Même si les Sept Formes étaient devenues des symboles aidant les Espers à développer leur Poussière d’Étoiles, aucune d’entre elles n’était parfaite.
Chacune avait ses forces et ses faiblesses, mais faisait de son mieux chaque jour pour renforcer ses qualités et combler ses lacunes.
Eklea, la Forme de la Conscience, qui semblait voir le monde différemment des autres, ne faisait pourtant pas exception.
En effet, sa vision systémique de la planète la détournait parfois de la réalité. S’il est important de penser à l’avenir, elle oubliait parfois de vivre pleinement le moment présent.
C’est dans ces moments-là qu’elle aussi se tournait vers les Sept Formes pour se rappeler comment développer sa propre Poussière d’Étoiles.

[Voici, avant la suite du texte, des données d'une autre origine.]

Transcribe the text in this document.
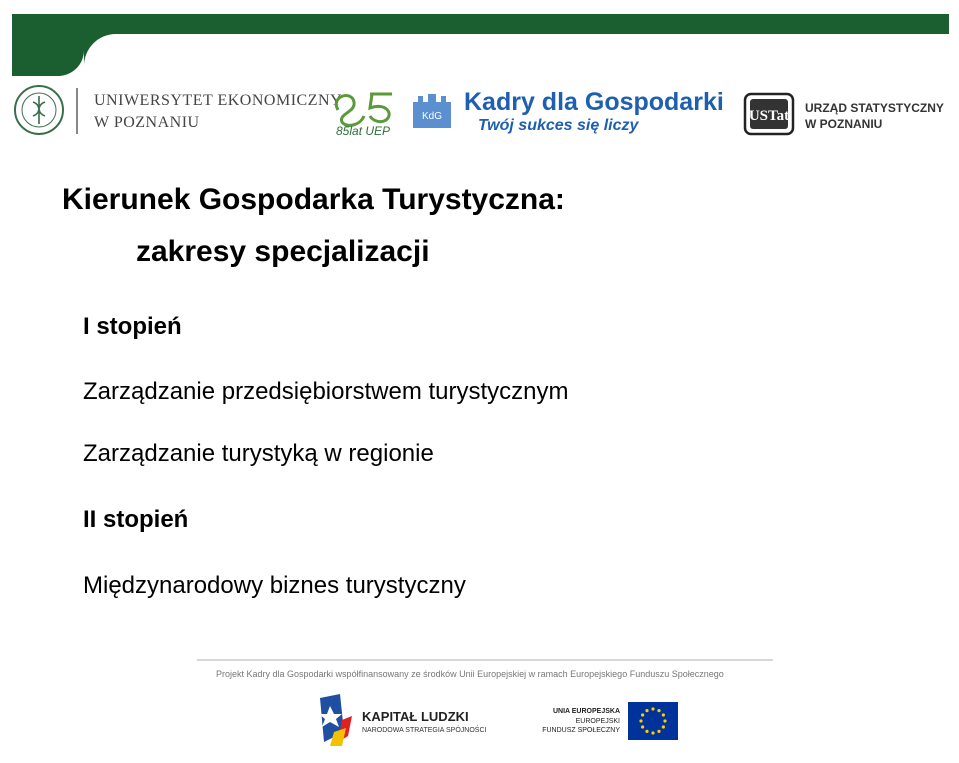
UNIWERSYTET EKONOMICZNY
W POZNANIU	85lat UEP
KdG
Kadry dla Gospodarki
Twój sukces się liczy
USTat URZĄD STATYSTYCZNY
W POZNANIU
Kierunek Gospodarka Turystyczna:
zakresy specjalizacji
I stopień
Zarządzanie przedsiębiorstwem turystycznym
Zarządzanie turystyką w regionie
II stopień
Międzynarodowy biznes turystyczny
Projekt Kadry dla Gospodarki współfinansowany ze środków Unii Europejskiej w ramach Europejskiego Funduszu Społecznego
KAPITAŁ LUDZKI
NARODOWA STRATEGIA SPÓJNOŚCI
UNIA EUROPEJSKA
EUROPEJSKI
FUNDUSZ SPOŁECZNY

Shala, la Forme du Temps, lui rappelait que le temps était précieux et que seul le présent permettait d’agir.
Atma, la Forme de l’Équilibre, lui rappelait que même les êtres les plus conscients avaient besoin de repos et qu’ils ne pouvaient pas porter le poids du monde sur leurs seules épaules.
Pendant son enfance, Vati, qui deviendrait plus tard la Forme de la Sagesse, était déjà l’amie d’Eklea.
Elle lui remontait souvent le moral, car Eklea était profondément attristée en voyant la civilisation des Espers sombrer peu à peu dans le chaos, jusqu’à donner naissance à la Guerre du Chaos.
« La seule chose que nous puissions faire, c’est de faire de notre mieux chaque jour… », lui disait Vati.
En la regardant, Eklea aperçut une larme dans les yeux de son amie.